The gap between individual checkpoint performance and full task success is important. Claude Opus 4.7 solves 57 percent of checkpoints correctly, but its end-to-end accuracy is 39.8 percent. In a multi-step search process, one unresolved ambiguity can undermine the entire chain.

The researchers also tested a “Guided” mode, where the system prompt tells the agent to watch for ambiguity and ask a follow-up question when uncertain. Across ten models, end-to-end accuracy increased from 28.6 to 33.7 percent. Detection F1 rose more sharply, from 45.3 to 64.9 percent.

That result suggests the warning helped models notice unclear prompts, but did not reliably help them complete the research. For Claude Opus 4.7, end-to-end accuracy even fell slightly under the guided prompt, despite a higher checkpoint pass rate.

More searches can make the answer worse

The behavioral analysis shows why tool use alone is not enough. Agents that searched first and then asked a follow-up question, labeled “SearchThenAsk,” averaged a 93.4 percent success rate at ambiguous checkpoints. Agents that guessed without asking, labeled “DirectGuess,” fell to 56.5 percent.

The weakest pattern was repeated searching followed by a guess. This “SearchHeavyGuess” behavior averaged 51.9 percent. According to the authors, repeated search can indicate that the model has noticed uncertainty, but has not converted that uncertainty into a user interaction.

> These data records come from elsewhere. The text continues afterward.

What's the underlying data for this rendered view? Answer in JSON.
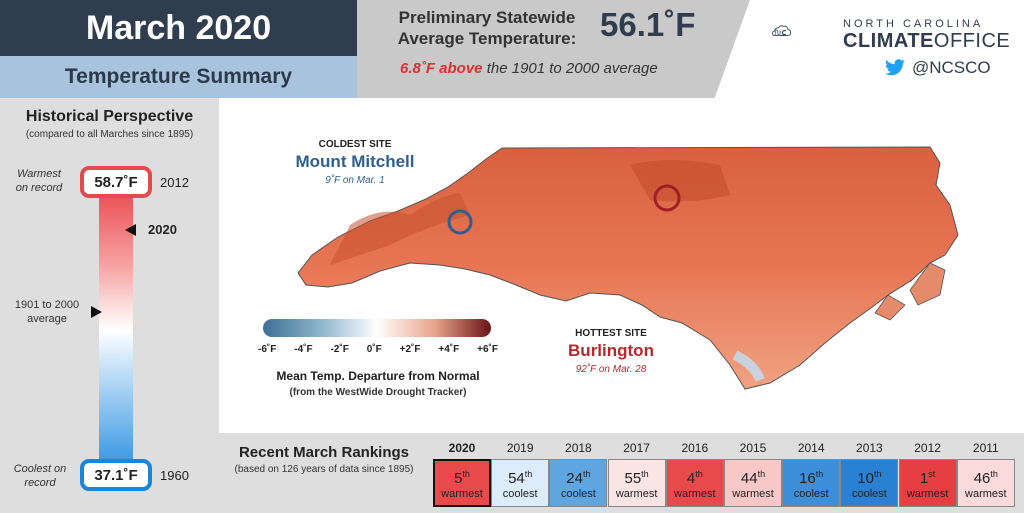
{
  "header": {
    "title": "March 2020",
    "subtitle": "Temperature Summary",
    "stat_label_line1": "Preliminary Statewide",
    "stat_label_line2": "Average Temperature:",
    "stat_value": "56.1˚F",
    "stat_note_highlight": "6.8˚F above",
    "stat_note_rest": "the 1901 to 2000 average"
  },
  "logo": {
    "small_text": "NORTH CAROLINA",
    "big_text_bold": "CLIMATE",
    "big_text_light": "OFFICE",
    "twitter_handle": "@NCSCO",
    "twitter_icon": "twitter-bird-icon",
    "color": "#2f3d4e"
  },
  "historical": {
    "title": "Historical Perspective",
    "subtitle": "(compared to all Marches since 1895)",
    "warmest_label_line1": "Warmest",
    "warmest_label_line2": "on record",
    "warmest_value": "58.7˚F",
    "warmest_year": "2012",
    "current_year": "2020",
    "normal_label_line1": "1901 to 2000",
    "normal_label_line2": "average",
    "coolest_label_line1": "Coolest on",
    "coolest_label_line2": "record",
    "coolest_value": "37.1˚F",
    "coolest_year": "1960",
    "warm_color": "#e34a4f",
    "cool_color": "#1a86d8"
  },
  "map": {
    "coldest": {
      "caption": "COLDEST SITE",
      "name": "Mount Mitchell",
      "detail": "9˚F on Mar. 1",
      "color": "#2f5f8f"
    },
    "hottest": {
      "caption": "HOTTEST SITE",
      "name": "Burlington",
      "detail": "92˚F on Mar. 28",
      "color": "#b5282c"
    },
    "legend": {
      "ticks": [
        "-6˚F",
        "-4˚F",
        "-2˚F",
        "0˚F",
        "+2˚F",
        "+4˚F",
        "+6˚F"
      ],
      "title": "Mean Temp. Departure from Normal",
      "subtitle": "(from the WestWide Drought Tracker)"
    }
  },
  "rankings": {
    "title": "Recent March Rankings",
    "subtitle": "(based on 126 years of data since 1895)",
    "items": [
      {
        "year": "2020",
        "rank": "5",
        "suffix": "th",
        "desc": "warmest",
        "color": "#e84a4c",
        "current": true
      },
      {
        "year": "2019",
        "rank": "54",
        "suffix": "th",
        "desc": "coolest",
        "color": "#dcecfa",
        "current": false
      },
      {
        "year": "2018",
        "rank": "24",
        "suffix": "th",
        "desc": "coolest",
        "color": "#5fa6e0",
        "current": false
      },
      {
        "year": "2017",
        "rank": "55",
        "suffix": "th",
        "desc": "warmest",
        "color": "#fbe4e4",
        "current": false
      },
      {
        "year": "2016",
        "rank": "4",
        "suffix": "th",
        "desc": "warmest",
        "color": "#e84a4c",
        "current": false
      },
      {
        "year": "2015",
        "rank": "44",
        "suffix": "th",
        "desc": "warmest",
        "color": "#f8c7c7",
        "current": false
      },
      {
        "year": "2014",
        "rank": "16",
        "suffix": "th",
        "desc": "coolest",
        "color": "#3d8fd9",
        "current": false
      },
      {
        "year": "2013",
        "rank": "10",
        "suffix": "th",
        "desc": "coolest",
        "color": "#2a80d2",
        "current": false
      },
      {
        "year": "2012",
        "rank": "1",
        "suffix": "st",
        "desc": "warmest",
        "color": "#e63f43",
        "current": false
      },
      {
        "year": "2011",
        "rank": "46",
        "suffix": "th",
        "desc": "warmest",
        "color": "#fadada",
        "current": false
      }
    ]
  }
}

This helps explain why more tool calls do not automatically lead to better research. Claude Opus 4.7 searches more often than most other tested models, yet trails Gemini 3.1 Pro and Doubao Seed 2.0 Pro in accuracy. The missing step is not another query; it is the right clarifying question.

Future search agents need interaction, not just retrieval

The benchmark also shows that stored model knowledge is not enough. Without search tools, Doubao Seed 2.0 Pro drops from 43.1 to 2.4 percent, while Gemini 3.1 Pro drops from 40.8 to 19.9 percent. DiscoBench depends on active search, but search alone still does not solve the ambiguity problem.

When ambiguity is removed from the questions, model accuracy rises by 26.8 to 40.2 points, depending on the model. That makes the practical lesson straightforward: the next generation of AI search agents needs mechanisms that turn uncertainty into interaction with the user.

Other recent work points in the same direction. On LiveBrowseComp, where facts sit beyond the knowledge cutoff, all systems dropped by 25 to 40 points. Halluhard showed that Claude Opus 4.5 with web search hallucinates in about 30 percent of cases, mainly while checking cited source content.

Different labs are already trying related approaches. Claude Opus 4.8 is supposed to flag uncertainties more often and leaves bugs in its own code uncommented about four times less frequently than its predecessor. Perplexity is testing Search as Code, which lets models write search workflows as Python programs instead of using a prebuilt API.

DiscoBench makes the central issue plain: a capable research agent must know when the available evidence is insufficient. The most useful system is not the one that searches the most, but the one that recognizes when a human answer is needed before the next search begins.